By Bill Laitner - blaitner@freepress.com

Kalman Bandalene, a longtime schoolteacher and principal for Southfield Public Schools, used inspiration from India's legendary leader Mahatma Gandhi when he helped design an elementary school in the district.

Mr. Bandalene, known to friends as Kal, died of natural causes Friday at his home in West Bloomfield. He was 89.

Born in 1923 in Detroit, Mr. Bandalene graduated in 1941 from Cass Technical High School in Detroit.

The next year, he played shortstop for the Valdosta, Ga., Crackers, a former Detroit Tigers farm team. But by late 1942, he was drafted by the U.S. Army, serving until 1945 in Africa, China and India, said his son Stuart Bandalene.

While in India, Mr. Bandalene met Gandhi, an experience that helped shape his life.

"After that, my father's life work became children. He became this very gentle man, not the disciplinarian that many principals were in those days," Stuart Bandalene said.

Mr. Bandalene received bachelor's and master's degrees in education from Wayne State University. After a teaching stint in Detroit, he became a counselor in 1961 in the Southfield schools, then was chosen in 1963 to be principal and help design what was to be Southfield's new Kennedy Elementary School, his son said.

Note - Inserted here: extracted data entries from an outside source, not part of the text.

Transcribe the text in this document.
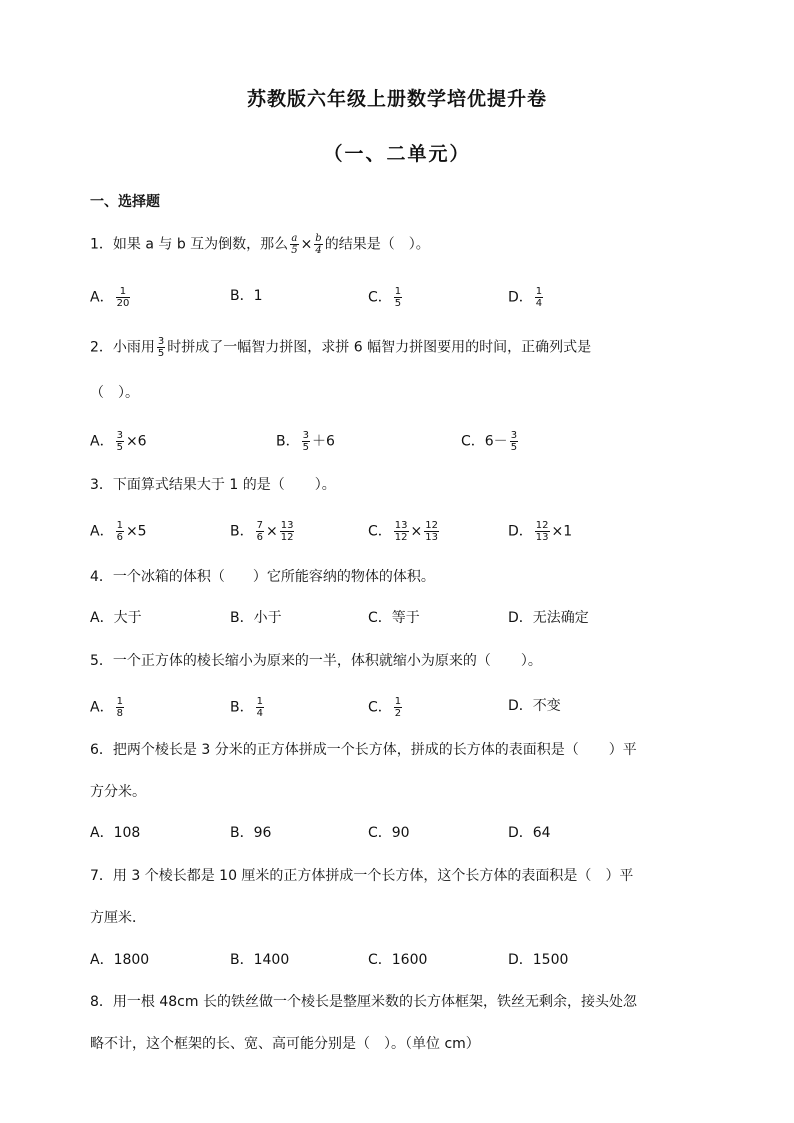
苏教版六年级上册数学培优提升卷
（一、二单元）
一、选择题
1．如果 a 与 b 互为倒数，那么 $\frac{a}{5} \times \frac{b}{4}$ 的结果是（ ）。
A． $\frac{1}{20}$	B．1	C． $\frac{1}{5}$	D． $\frac{1}{4}$
2．小雨用 $\frac{3}{5}$ 时拼成了一幅智力拼图，求拼 6 幅智力拼图要用的时间，正确列式是
（ ）。
A． $\frac{3}{5} \times 6$	B． $\frac{3}{5} +6$	C．$6- \frac{3}{5}$
3．下面算式结果大于 1 的是（ ）。
A． $\frac{1}{6} \times 5$	B． $\frac{7}{6} \times \frac{13}{12}$	C． $\frac{13}{12} \times \frac{12}{13}$	D． $\frac{12}{13} \times 1$
4．一个冰箱的体积（　　）它所能容纳的物体的体积。
A．大于	B．小于	C．等于	D．无法确定
5．一个正方体的棱长缩小为原来的一半，体积就缩小为原来的（ ）。
A． $\frac{1}{8}$	B． $\frac{1}{4}$	C． $\frac{1}{2}$	D．不变
6．把两个棱长是 3 分米的正方体拼成一个长方体，拼成的长方体的表面积是（ ）平
方分米。
A．108	B．96	C．90	D．64
7．用 3 个棱长都是 10 厘米的正方体拼成一个长方体，这个长方体的表面积是（ ）平
方厘米．
A．1800	B．1400	C．1600	D．1500
8．用一根 48cm 长的铁丝做一个棱长是整厘米数的长方体框架，铁丝无剩余，接头处忽
略不计，这个框架的长、宽、高可能分别是（ ）。（单位 cm）
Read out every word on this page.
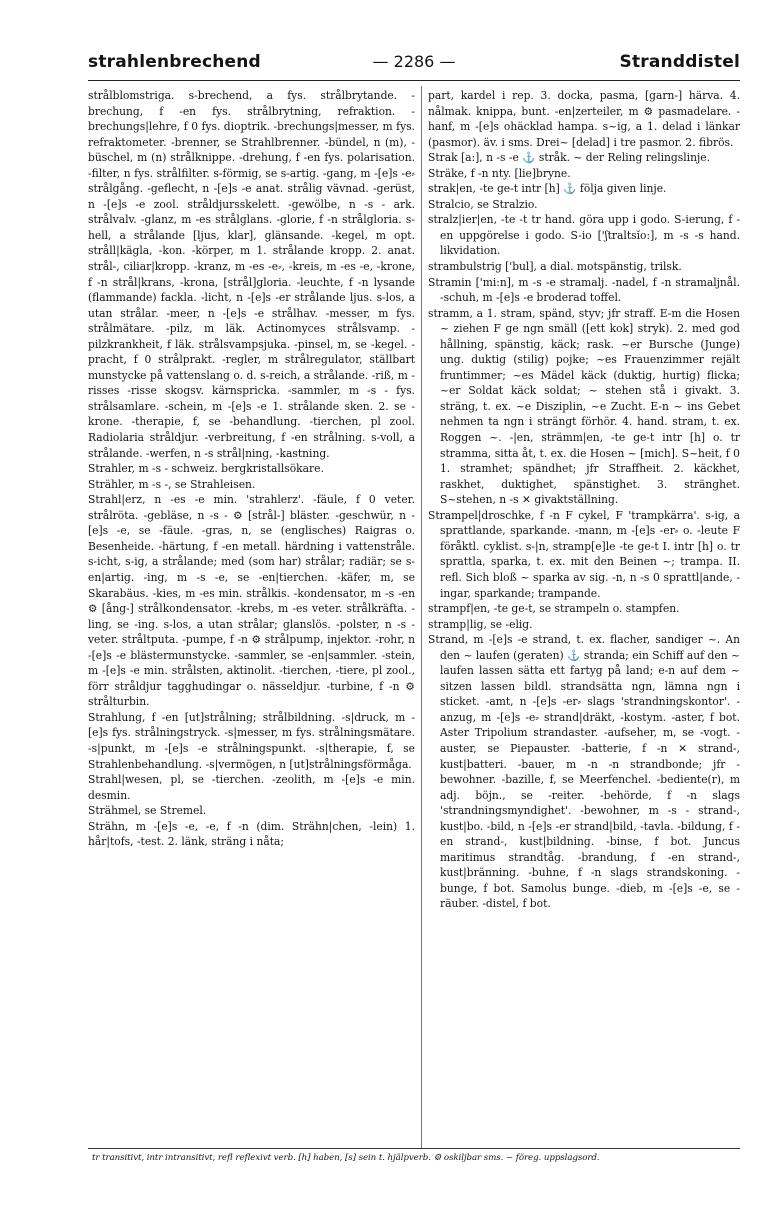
strahlenbrechend	— 2286 —	Stranddistel

strålblomstriga. s-brechend, a fys. strålbrytande. -brechung, f -en fys. strålbrytning, refraktion. -brechungs|lehre, f 0 fys. dioptrik. -brechungs|messer, m fys. refraktometer. -brenner, se Strahlbrenner. -bündel, n (m), -büschel, m (n) strålknippe. -drehung, f -en fys. polarisation. -filter, n fys. strålfilter. s-förmig, se s-artig. -gang, m -[e]s -e⸗ strålgång. -geflecht, n -[e]s -e anat. strålig vävnad. -gerüst, n -[e]s -e zool. stråldjursskelett. -gewölbe, n -s - ark. strålvalv. -glanz, m -es strålglans. -glorie, f -n strålgloria. s-hell, a strålande [ljus, klar], glänsande. -kegel, m opt. stråll|kägla, -kon. -körper, m 1. strålande kropp. 2. anat. strål-, ciliar|kropp. -kranz, m -es -e⸗, -kreis, m -es -e, -krone, f -n strål|krans, -krona, [strål]gloria. -leuchte, f -n lysande (flammande) fackla. -licht, n -[e]s -er strålande ljus. s-los, a utan strålar. -meer, n -[e]s -e strålhav. -messer, m fys. strålmätare. -pilz, m läk. Actinomyces strålsvamp. -pilzkrankheit, f läk. strålsvampsjuka. -pinsel, m, se -kegel. -pracht, f 0 strålprakt. -regler, m strålregulator, ställbart munstycke på vattenslang o. d. s-reich, a strålande. -riß, m -risses -risse skogsv. kärnspricka. -sammler, m -s - fys. strålsamlare. -schein, m -[e]s -e 1. strålande sken. 2. se -krone. -therapie, f, se -behandlung. -tierchen, pl zool. Radiolaria stråldjur. -verbreitung, f -en strålning. s-voll, a strålande. -werfen, n -s strål|ning, -kastning.

Strahler, m -s - schweiz. bergkristallsökare.

Strähler, m -s -, se Strahleisen.

Strahl|erz, n -es -e min. 'strahlerz'. -fäule, f 0 veter. strålröta. -gebläse, n -s - ⚙ [strål-] bläster. -geschwür, n -[e]s -e, se -fäule. -gras, n, se (englisches) Raigras o. Besenheide. -härtung, f -en metall. härdning i vattenstråle. s-icht, s-ig, a strålande; med (som har) strålar; radiär; se s-en|artig. -ing, m -s -e, se -en|tierchen. -käfer, m, se Skarabäus. -kies, m -es min. strålkis. -kondensator, m -s -en ⚙ [ång-] strålkondensator. -krebs, m -es veter. strålkräfta. -ling, se -ing. s-los, a utan strålar; glanslös. -polster, n -s - veter. stråltputa. -pumpe, f -n ⚙ strålpump, injektor. -rohr, n -[e]s -e blästermunstycke. -sammler, se -en|sammler. -stein, m -[e]s -e min. strålsten, aktinolit. -tierchen, -tiere, pl zool., förr stråldjur tagghudingar o. nässeldjur. -turbine, f -n ⚙ strålturbin.

Strahlung, f -en [ut]strålning; strålbildning. -s|druck, m -[e]s fys. strålningstryck. -s|messer, m fys. strålningsmätare. -s|punkt, m -[e]s -e strålningspunkt. -s|therapie, f, se Strahlenbehandlung. -s|vermögen, n [ut]strålningsförmåga.

Strahl|wesen, pl, se -tierchen. -zeolith, m -[e]s -e min. desmin.

Strähmel, se Stremel.

Strähn, m -[e]s -e, -e, f -n (dim. Strähn|chen, -lein) 1. hår|tofs, -test. 2. länk, sträng i nåta;

part, kardel i rep. 3. docka, pasma, [garn-] härva. 4. nålmak. knippa, bunt. -en|zerteiler, m ⚙ pasmadelare. -hanf, m -[e]s ohäcklad hampa. s~ig, a 1. delad i länkar (pasmor). äv. i sms. Drei~ [delad] i tre pasmor. 2. fibrös.

Strak [a:], n -s -e ⚓ stråk. ~ der Reling relingslinje.

Sträke, f -n nty. [lie]bryne.

strak|en, -te ge-t intr [h] ⚓ följa given linje.

Stralcio, se Stralzio.

stralz|ier|en, -te -t tr hand. göra upp i godo. S-ierung, f -en uppgörelse i godo. S-io ['ʃtraltsĭo:], m -s -s hand. likvidation.

strambulstrig ['bul], a dial. motspänstig, trilsk.

Stramin ['mi:n], m -s -e stramalj. -nadel, f -n stramaljnål. -schuh, m -[e]s -e broderad toffel.

stramm, a 1. stram, spänd, styv; jfr straff. E-m die Hosen ~ ziehen F ge ngn smäll ([ett kok] stryk). 2. med god hållning, spänstig, käck; rask. ~er Bursche (Junge) ung. duktig (stilig) pojke; ~es Frauenzimmer rejält fruntimmer; ~es Mädel käck (duktig, hurtig) flicka; ~er Soldat käck soldat; ~ stehen stå i givakt. 3. sträng, t. ex. ~e Disziplin, ~e Zucht. E-n ~ ins Gebet nehmen ta ngn i strängt förhör. 4. hand. stram, t. ex. Roggen ~. -|en, strämm|en, -te ge-t intr [h] o. tr stramma, sitta åt, t. ex. die Hosen ~ [mich]. S~heit, f 0 1. stramhet; spändhet; jfr Straffheit. 2. käckhet, raskhet, duktighet, spänstighet. 3. stränghet. S~stehen, n -s ✕ givaktställning.

Strampel|droschke, f -n F cykel, F 'trampkärra'. s-ig, a sprattlande, sparkande. -mann, m -[e]s -er⸗ o. -leute F föråktl. cyklist. s-|n, stramp[e]le -te ge-t I. intr [h] o. tr sprattla, sparka, t. ex. mit den Beinen ~; trampa. II. refl. Sich bloß ~ sparka av sig. -n, n -s 0 sprattl|ande, -ingar, sparkande; trampande.

strampf|en, -te ge-t, se strampeln o. stampfen.

stramp|lig, se -elig.

Strand, m -[e]s -e strand, t. ex. flacher, sandiger ~. An den ~ laufen (geraten) ⚓ stranda; ein Schiff auf den ~ laufen lassen sätta ett fartyg på land; e-n auf dem ~ sitzen lassen bildl. strandsätta ngn, lämna ngn i sticket. -amt, n -[e]s -er⸗ slags 'strandningskontor'. -anzug, m -[e]s -e⸗ strand|dräkt, -kostym. -aster, f bot. Aster Tripolium strandaster. -aufseher, m, se -vogt. -auster, se Piepauster. -batterie, f -n ✕ strand-, kust|batteri. -bauer, m -n -n strandbonde; jfr -bewohner. -bazille, f, se Meerfenchel. -bediente(r), m adj. böjn., se -reiter. -behörde, f -n slags 'strandningsmyndighet'. -bewohner, m -s - strand-, kust|bo. -bild, n -[e]s -er strand|bild, -tavla. -bildung, f -en strand-, kust|bildning. -binse, f bot. Juncus maritimus strandtåg. -brandung, f -en strand-, kust|bränning. -buhne, f -n slags strandskoning. -bunge, f bot. Samolus bunge. -dieb, m -[e]s -e, se -räuber. -distel, f bot.

tr transitivt, intr intransitivt, refl reflexivt verb. [h] haben, [s] sein t. hjälpverb. ⚙ oskiljbar sms. ~ föreg. uppslagsord.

"One of his trademarks was that no classroom had a hallway door. Anyone walking by could see in, so everyone felt connected to everyone else" -- a concept he gained from Gandhi's teachings, Stuart Bandalene said.

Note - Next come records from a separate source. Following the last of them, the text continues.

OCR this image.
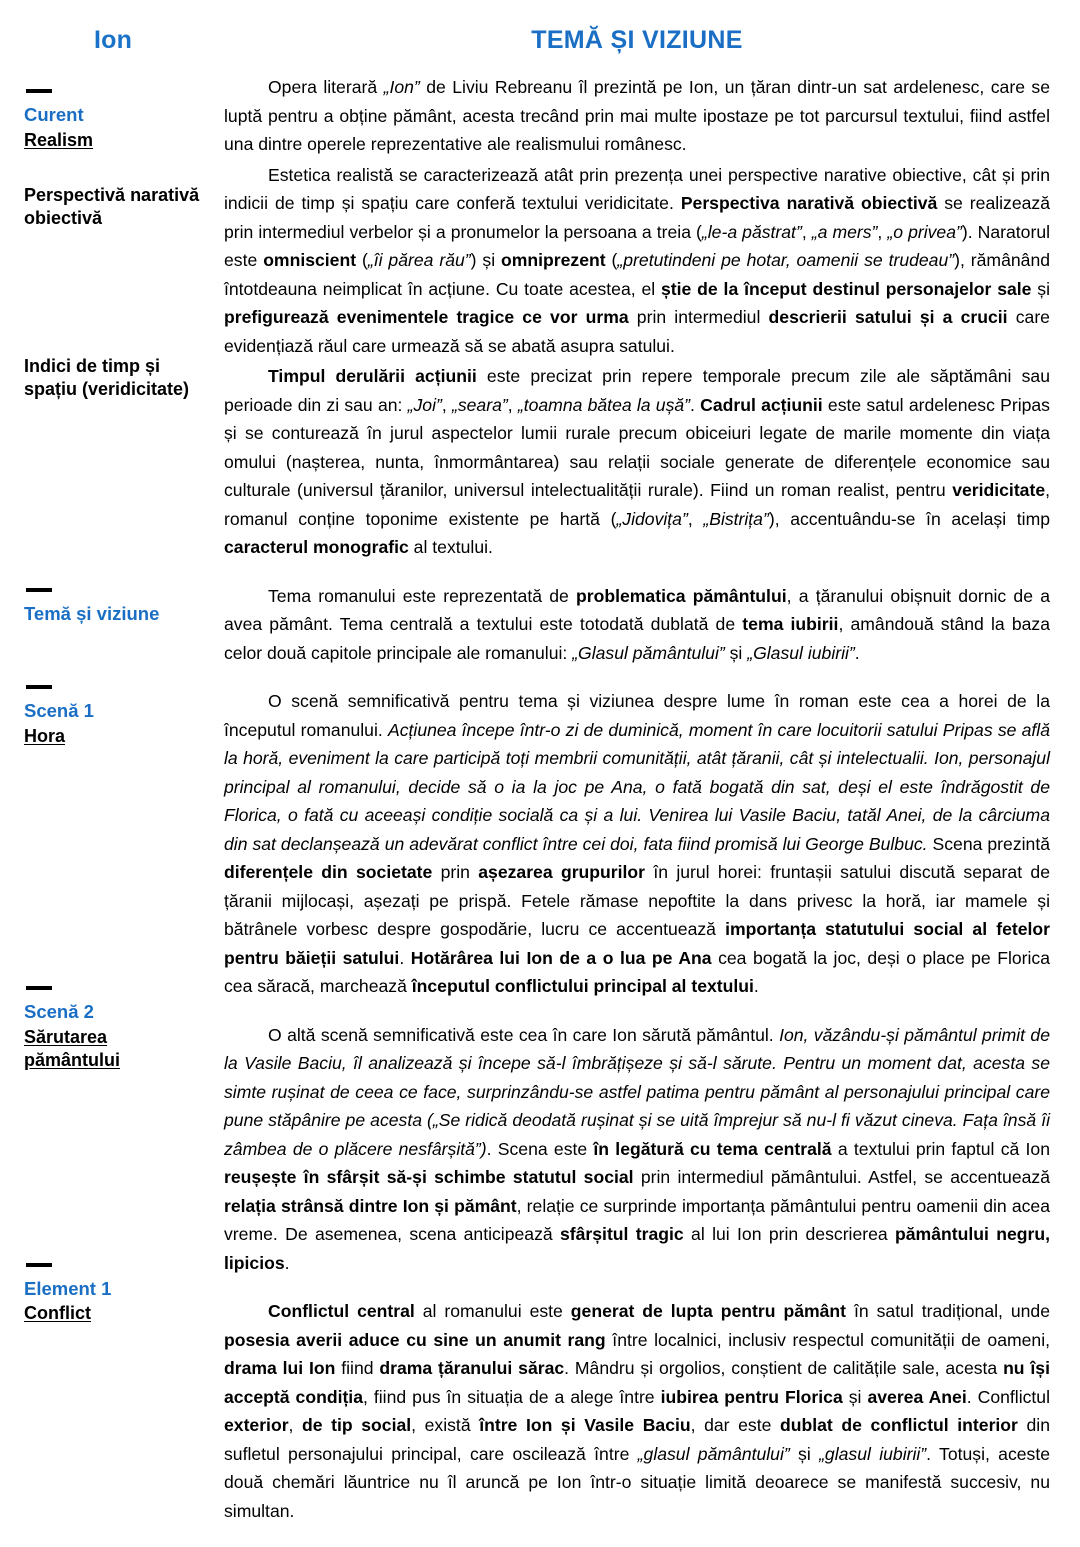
Ion
Curent
Realism
Perspectivă narativă obiectivă
Indici de timp și spațiu (veridicitate)
Temă și viziune
Scenă 1
Hora
Scenă 2
Sărutarea pământului
Element 1
Conflict
TEMĂ ȘI VIZIUNE

Opera literară „Ion” de Liviu Rebreanu îl prezintă pe Ion, un țăran dintr-un sat ardelenesc, care se luptă pentru a obține pământ, acesta trecând prin mai multe ipostaze pe tot parcursul textului, fiind astfel una dintre operele reprezentative ale realismului românesc.

Estetica realistă se caracterizează atât prin prezența unei perspective narative obiective, cât și prin indicii de timp și spațiu care conferă textului veridicitate. Perspectiva narativă obiectivă se realizează prin intermediul verbelor și a pronumelor la persoana a treia („le-a păstrat”, „a mers”, „o privea”). Naratorul este omniscient („îi părea rău”) și omniprezent („pretutindeni pe hotar, oamenii se trudeau”), rămânând întotdeauna neimplicat în acțiune. Cu toate acestea, el știe de la început destinul personajelor sale și prefigurează evenimentele tragice ce vor urma prin intermediul descrierii satului și a crucii care evidențiază răul care urmează să se abată asupra satului.

Timpul derulării acțiunii este precizat prin repere temporale precum zile ale săptămâni sau perioade din zi sau an: „Joi”, „seara”, „toamna bătea la ușă”. Cadrul acțiunii este satul ardelenesc Pripas și se conturează în jurul aspectelor lumii rurale precum obiceiuri legate de marile momente din viața omului (nașterea, nunta, înmormântarea) sau relații sociale generate de diferențele economice sau culturale (universul țăranilor, universul intelectualității rurale). Fiind un roman realist, pentru veridicitate, romanul conține toponime existente pe hartă („Jidovița”, „Bistrița”), accentuându-se în același timp caracterul monografic al textului.

Tema romanului este reprezentată de problematica pământului, a țăranului obișnuit dornic de a avea pământ. Tema centrală a textului este totodată dublată de tema iubirii, amândouă stând la baza celor două capitole principale ale romanului: „Glasul pământului” și „Glasul iubirii”.

O scenă semnificativă pentru tema și viziunea despre lume în roman este cea a horei de la începutul romanului. Acțiunea începe într-o zi de duminică, moment în care locuitorii satului Pripas se află la horă, eveniment la care participă toți membrii comunității, atât țăranii, cât și intelectualii. Ion, personajul principal al romanului, decide să o ia la joc pe Ana, o fată bogată din sat, deși el este îndrăgostit de Florica, o fată cu aceeași condiție socială ca și a lui. Venirea lui Vasile Baciu, tatăl Anei, de la cârciuma din sat declanșează un adevărat conflict între cei doi, fata fiind promisă lui George Bulbuc. Scena prezintă diferențele din societate prin așezarea grupurilor în jurul horei: fruntașii satului discută separat de țăranii mijlocași, așezați pe prispă. Fetele rămase nepoftite la dans privesc la horă, iar mamele și bătrânele vorbesc despre gospodărie, lucru ce accentuează importanța statutului social al fetelor pentru băieții satului. Hotărârea lui Ion de a o lua pe Ana cea bogată la joc, deși o place pe Florica cea săracă, marchează începutul conflictului principal al textului.

O altă scenă semnificativă este cea în care Ion sărută pământul. Ion, văzându-și pământul primit de la Vasile Baciu, îl analizează și începe să-l îmbrățișeze și să-l sărute. Pentru un moment dat, acesta se simte rușinat de ceea ce face, surprinzându-se astfel patima pentru pământ al personajului principal care pune stăpânire pe acesta („Se ridică deodată rușinat și se uită împrejur să nu-l fi văzut cineva. Fața însă îi zâmbea de o plăcere nesfârșită”). Scena este în legătură cu tema centrală a textului prin faptul că Ion reușește în sfârșit să-și schimbe statutul social prin intermediul pământului. Astfel, se accentuează relația strânsă dintre Ion și pământ, relație ce surprinde importanța pământului pentru oamenii din acea vreme. De asemenea, scena anticipează sfârșitul tragic al lui Ion prin descrierea pământului negru, lipicios.

Conflictul central al romanului este generat de lupta pentru pământ în satul tradițional, unde posesia averii aduce cu sine un anumit rang între localnici, inclusiv respectul comunității de oameni, drama lui Ion fiind drama țăranului sărac. Mândru și orgolios, conștient de calitățile sale, acesta nu își acceptă condiția, fiind pus în situația de a alege între iubirea pentru Florica și averea Anei. Conflictul exterior, de tip social, există între Ion și Vasile Baciu, dar este dublat de conflictul interior din sufletul personajului principal, care oscilează între „glasul pământului” și „glasul iubirii”. Totuși, aceste două chemări lăuntrice nu îl aruncă pe Ion într-o situație limită deoarece se manifestă succesiv, nu simultan.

Mr. Bandalene later became assistant principal of Southfield Lathrup High School, retiring in 1988.

As a young man, he frequented Zukin's Ice Cream Parlor on 12th Street in Detroit where, in 1950, he met Ada Uronovitz, who worked behind the counter. They married in 1956.

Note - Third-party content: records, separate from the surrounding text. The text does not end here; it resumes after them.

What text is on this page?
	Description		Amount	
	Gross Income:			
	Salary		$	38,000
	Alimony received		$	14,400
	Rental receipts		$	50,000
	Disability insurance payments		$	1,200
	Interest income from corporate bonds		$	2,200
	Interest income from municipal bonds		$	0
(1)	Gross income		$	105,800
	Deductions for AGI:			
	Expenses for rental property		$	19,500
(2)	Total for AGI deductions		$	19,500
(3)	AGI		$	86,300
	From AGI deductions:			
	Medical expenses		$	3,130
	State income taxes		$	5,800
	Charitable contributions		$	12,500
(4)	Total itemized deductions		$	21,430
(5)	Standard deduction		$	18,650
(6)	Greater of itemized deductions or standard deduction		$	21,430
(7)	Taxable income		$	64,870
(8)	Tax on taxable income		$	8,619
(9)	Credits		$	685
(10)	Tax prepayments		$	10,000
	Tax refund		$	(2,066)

From 1958-78, the couple spent summers working at Camp Tamakwa in Ontario, popular with Detroit-area youths. Mr. Bandalene was camp director for many years. The two were among a handful of families in 1963 who, with Rabbi Sherwin Wine, founded the Birmingham Temple, origin of the worldwide Humanistic Judaism movement.

Besides his son, Mr. Bandalene is survived by his wife; two daughters, Linda Hough and Amy Boros, and eight grandchildren.

A funeral service is at 2 p.m. today at the Dorfman Chapel, 30440 W. Twelve Mile in Farmington Hills.

Burial will follow at Machpelah Cemetery in Ferndale.